Ce que je vis n’est donc pas simplement « un problème de santé » que l’on règle ou stabilise avec un cachet (là encore, je plains ces personnes, car bien souvent, il y a des phases de tests, de stabilisations, etc. Cela n’a rien de simple). Dans mon cas, c’est une épreuve globale, aussi physique que mentale et émotionnelle. C’est apprendre à vivre avec une maladie rare dont beaucoup de personnes ignorent l’existence. Je dois continuer d’avancer et digérer. Le plus dur, c’est aussi d’expliquer de quoi on souffre. Pas plus tard que deux jours auparavant, on m’a demandé à quoi est liée à mon ALD (Affection de Longue Durée) et j’ai l’impression de parler araméen, cela en est même gênant.
Je crois qu’il est important de le dire clairement : oui, je suis suivie et je le resterai à vie. Oui, il y a une prise en charge. Oui, ce lourd parcours de soin est pour mon avenir. Au fond, c’est une chance quand on voit que certaines pathologies ne peuvent être soignées. Néanmoins, cela ne rend pas la situation « moins grave ».
En effet, encore bien des rendez-vous médicaux m’attendent, avant et après chirurgies, ce ne sera pas une mince affaire… Mon planning risque d’être chargé et pas de la manière que j’espérais.
Et la réaction des autres ? Le manque d’empathie vs la bienveillance

Cette période m’aura appris que la politesse n’a rien à voir avec la bonté.
On peut se montrer impeccable dans la forme, choisir des mots convenables, afficher une bienveillance de façade, et malgré tout laisser l’autre seul au bord du gouffre.

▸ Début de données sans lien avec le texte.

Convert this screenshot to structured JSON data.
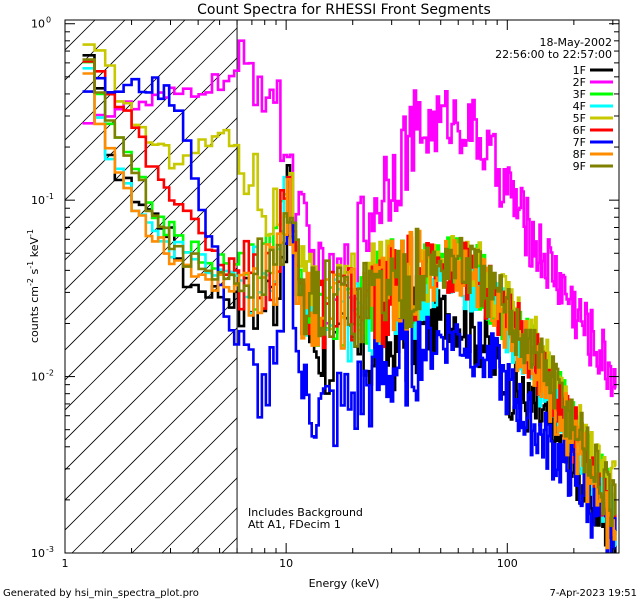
{
  "chart_data": {
    "type": "line",
    "title": "Count Spectra for RHESSI Front Segments",
    "xlabel": "Energy (keV)",
    "ylabel_parts": {
      "base": "counts cm",
      "exp1": "-2",
      "mid1": " s",
      "exp2": "-1",
      "mid2": " keV",
      "exp3": "-1"
    },
    "x_scale": "log",
    "y_scale": "log",
    "xlim": [
      1,
      320
    ],
    "ylim": [
      0.001,
      1.05
    ],
    "x_tick_labels": [
      {
        "value": 10,
        "label": "10"
      },
      {
        "value": 100,
        "label": "100"
      }
    ],
    "x_extra_label": {
      "value": 1,
      "label": "1"
    },
    "y_tick_labels": [
      {
        "value": 1,
        "label": "10",
        "exp": "0"
      },
      {
        "value": 0.1,
        "label": "10",
        "exp": "-1"
      },
      {
        "value": 0.01,
        "label": "10",
        "exp": "-2"
      },
      {
        "value": 0.001,
        "label": "10",
        "exp": "-3"
      }
    ],
    "date": "18-May-2002",
    "time_range": "22:56:00 to 22:57:00",
    "annotation_lines": [
      "Includes Background",
      "Att A1, FDecim 1"
    ],
    "hatched_region_xmax": 6.0,
    "series": [
      {
        "name": "1F",
        "color": "#000000",
        "knots": [
          [
            1.2,
            0.72
          ],
          [
            1.4,
            0.45
          ],
          [
            1.7,
            0.14
          ],
          [
            2.2,
            0.1
          ],
          [
            3,
            0.065
          ],
          [
            3.6,
            0.034
          ],
          [
            5,
            0.03
          ],
          [
            7,
            0.025
          ],
          [
            9,
            0.03
          ],
          [
            10.3,
            0.1
          ],
          [
            11.5,
            0.024
          ],
          [
            14,
            0.014
          ],
          [
            20,
            0.013
          ],
          [
            30,
            0.015
          ],
          [
            45,
            0.019
          ],
          [
            55,
            0.024
          ],
          [
            65,
            0.02
          ],
          [
            80,
            0.015
          ],
          [
            100,
            0.009
          ],
          [
            150,
            0.0055
          ],
          [
            200,
            0.003
          ],
          [
            300,
            0.0013
          ]
        ]
      },
      {
        "name": "2F",
        "color": "#ff00ff",
        "knots": [
          [
            1.2,
            0.3
          ],
          [
            2,
            0.33
          ],
          [
            3,
            0.38
          ],
          [
            4.5,
            0.45
          ],
          [
            6,
            0.5
          ],
          [
            7.5,
            0.52
          ],
          [
            8.5,
            0.45
          ],
          [
            10,
            0.2
          ],
          [
            11.5,
            0.08
          ],
          [
            13,
            0.045
          ],
          [
            16,
            0.027
          ],
          [
            19,
            0.036
          ],
          [
            22,
            0.065
          ],
          [
            27,
            0.12
          ],
          [
            35,
            0.2
          ],
          [
            45,
            0.26
          ],
          [
            55,
            0.3
          ],
          [
            70,
            0.25
          ],
          [
            100,
            0.12
          ],
          [
            130,
            0.06
          ],
          [
            170,
            0.036
          ],
          [
            230,
            0.018
          ],
          [
            280,
            0.012
          ],
          [
            310,
            0.01
          ]
        ]
      },
      {
        "name": "3F",
        "color": "#00ff00",
        "knots": [
          [
            1.2,
            0.9
          ],
          [
            1.4,
            0.38
          ],
          [
            1.8,
            0.2
          ],
          [
            2.4,
            0.1
          ],
          [
            3.2,
            0.06
          ],
          [
            5,
            0.044
          ],
          [
            7,
            0.038
          ],
          [
            9,
            0.045
          ],
          [
            10.3,
            0.12
          ],
          [
            11.5,
            0.03
          ],
          [
            14,
            0.024
          ],
          [
            20,
            0.025
          ],
          [
            30,
            0.032
          ],
          [
            40,
            0.036
          ],
          [
            55,
            0.045
          ],
          [
            70,
            0.04
          ],
          [
            100,
            0.022
          ],
          [
            150,
            0.011
          ],
          [
            200,
            0.005
          ],
          [
            300,
            0.0018
          ]
        ]
      },
      {
        "name": "4F",
        "color": "#00ffff",
        "knots": [
          [
            1.2,
            0.75
          ],
          [
            1.4,
            0.35
          ],
          [
            1.6,
            0.16
          ],
          [
            2.2,
            0.09
          ],
          [
            3,
            0.055
          ],
          [
            5,
            0.038
          ],
          [
            7,
            0.034
          ],
          [
            9,
            0.04
          ],
          [
            10.3,
            0.11
          ],
          [
            11.5,
            0.027
          ],
          [
            14,
            0.021
          ],
          [
            20,
            0.02
          ],
          [
            30,
            0.026
          ],
          [
            40,
            0.03
          ],
          [
            55,
            0.037
          ],
          [
            70,
            0.034
          ],
          [
            100,
            0.02
          ],
          [
            150,
            0.009
          ],
          [
            200,
            0.0045
          ],
          [
            300,
            0.0016
          ]
        ]
      },
      {
        "name": "5F",
        "color": "#c8c800",
        "knots": [
          [
            1.2,
            0.75
          ],
          [
            1.5,
            0.6
          ],
          [
            2,
            0.3
          ],
          [
            2.6,
            0.2
          ],
          [
            3.1,
            0.17
          ],
          [
            3.6,
            0.2
          ],
          [
            4.2,
            0.2
          ],
          [
            5,
            0.24
          ],
          [
            6,
            0.2
          ],
          [
            7,
            0.14
          ],
          [
            8,
            0.1
          ],
          [
            9.5,
            0.08
          ],
          [
            10.3,
            0.12
          ],
          [
            11.5,
            0.035
          ],
          [
            14,
            0.027
          ],
          [
            20,
            0.028
          ],
          [
            30,
            0.034
          ],
          [
            45,
            0.04
          ],
          [
            55,
            0.045
          ],
          [
            70,
            0.042
          ],
          [
            100,
            0.026
          ],
          [
            150,
            0.012
          ],
          [
            200,
            0.006
          ],
          [
            300,
            0.0022
          ]
        ]
      },
      {
        "name": "6F",
        "color": "#ff0000",
        "knots": [
          [
            1.2,
            0.8
          ],
          [
            1.5,
            0.5
          ],
          [
            2,
            0.28
          ],
          [
            2.5,
            0.15
          ],
          [
            3.3,
            0.1
          ],
          [
            4,
            0.065
          ],
          [
            5,
            0.045
          ],
          [
            7,
            0.036
          ],
          [
            9,
            0.045
          ],
          [
            10.3,
            0.12
          ],
          [
            11.5,
            0.03
          ],
          [
            14,
            0.022
          ],
          [
            20,
            0.022
          ],
          [
            30,
            0.03
          ],
          [
            40,
            0.036
          ],
          [
            55,
            0.044
          ],
          [
            70,
            0.038
          ],
          [
            100,
            0.022
          ],
          [
            150,
            0.01
          ],
          [
            200,
            0.005
          ],
          [
            300,
            0.0016
          ]
        ]
      },
      {
        "name": "7F",
        "color": "#0000ff",
        "knots": [
          [
            1.2,
            0.45
          ],
          [
            1.7,
            0.42
          ],
          [
            2.4,
            0.45
          ],
          [
            3,
            0.4
          ],
          [
            3.5,
            0.28
          ],
          [
            4,
            0.1
          ],
          [
            5,
            0.04
          ],
          [
            5.5,
            0.02
          ],
          [
            6.5,
            0.012
          ],
          [
            8,
            0.008
          ],
          [
            9.5,
            0.012
          ],
          [
            10.3,
            0.1
          ],
          [
            11.5,
            0.01
          ],
          [
            13,
            0.0065
          ],
          [
            17,
            0.0065
          ],
          [
            22,
            0.008
          ],
          [
            30,
            0.011
          ],
          [
            40,
            0.014
          ],
          [
            55,
            0.018
          ],
          [
            70,
            0.015
          ],
          [
            90,
            0.011
          ],
          [
            120,
            0.006
          ],
          [
            200,
            0.0028
          ],
          [
            300,
            0.0011
          ]
        ]
      },
      {
        "name": "8F",
        "color": "#ff8c00",
        "knots": [
          [
            1.2,
            0.78
          ],
          [
            1.4,
            0.3
          ],
          [
            1.8,
            0.13
          ],
          [
            2.4,
            0.07
          ],
          [
            3.2,
            0.045
          ],
          [
            5,
            0.033
          ],
          [
            7,
            0.036
          ],
          [
            9,
            0.04
          ],
          [
            10.3,
            0.11
          ],
          [
            11.5,
            0.028
          ],
          [
            14,
            0.022
          ],
          [
            20,
            0.025
          ],
          [
            30,
            0.032
          ],
          [
            40,
            0.036
          ],
          [
            55,
            0.044
          ],
          [
            70,
            0.038
          ],
          [
            100,
            0.02
          ],
          [
            150,
            0.009
          ],
          [
            200,
            0.0045
          ],
          [
            300,
            0.0013
          ]
        ]
      },
      {
        "name": "9F",
        "color": "#808000",
        "knots": [
          [
            1.2,
            0.78
          ],
          [
            1.5,
            0.3
          ],
          [
            2,
            0.16
          ],
          [
            2.6,
            0.08
          ],
          [
            3.3,
            0.05
          ],
          [
            5,
            0.036
          ],
          [
            7,
            0.036
          ],
          [
            9,
            0.044
          ],
          [
            10.3,
            0.1
          ],
          [
            11.5,
            0.03
          ],
          [
            14,
            0.025
          ],
          [
            20,
            0.026
          ],
          [
            30,
            0.033
          ],
          [
            40,
            0.037
          ],
          [
            55,
            0.046
          ],
          [
            70,
            0.04
          ],
          [
            100,
            0.023
          ],
          [
            150,
            0.011
          ],
          [
            200,
            0.0055
          ],
          [
            300,
            0.0018
          ]
        ]
      }
    ]
  },
  "footer": {
    "left": "Generated by hsi_min_spectra_plot.pro",
    "right": "7-Apr-2023 19:51"
  }
}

Il y a des gens qui vous voient vaciller, qui vous regardent sombrer face à eux et qui ne tendent pas la main. Non par impossibilité, parfois, mais par confort, par distance ou par absence de véritable élan. Soyons plus cash : tant qu’ils ne vivent pas une situation similaire, ils ne veulent pas comprendre.
Dans ces moments-là, on comprend beaucoup de choses sur les êtres, sans qu’ils aient besoin de se dévoiler davantage.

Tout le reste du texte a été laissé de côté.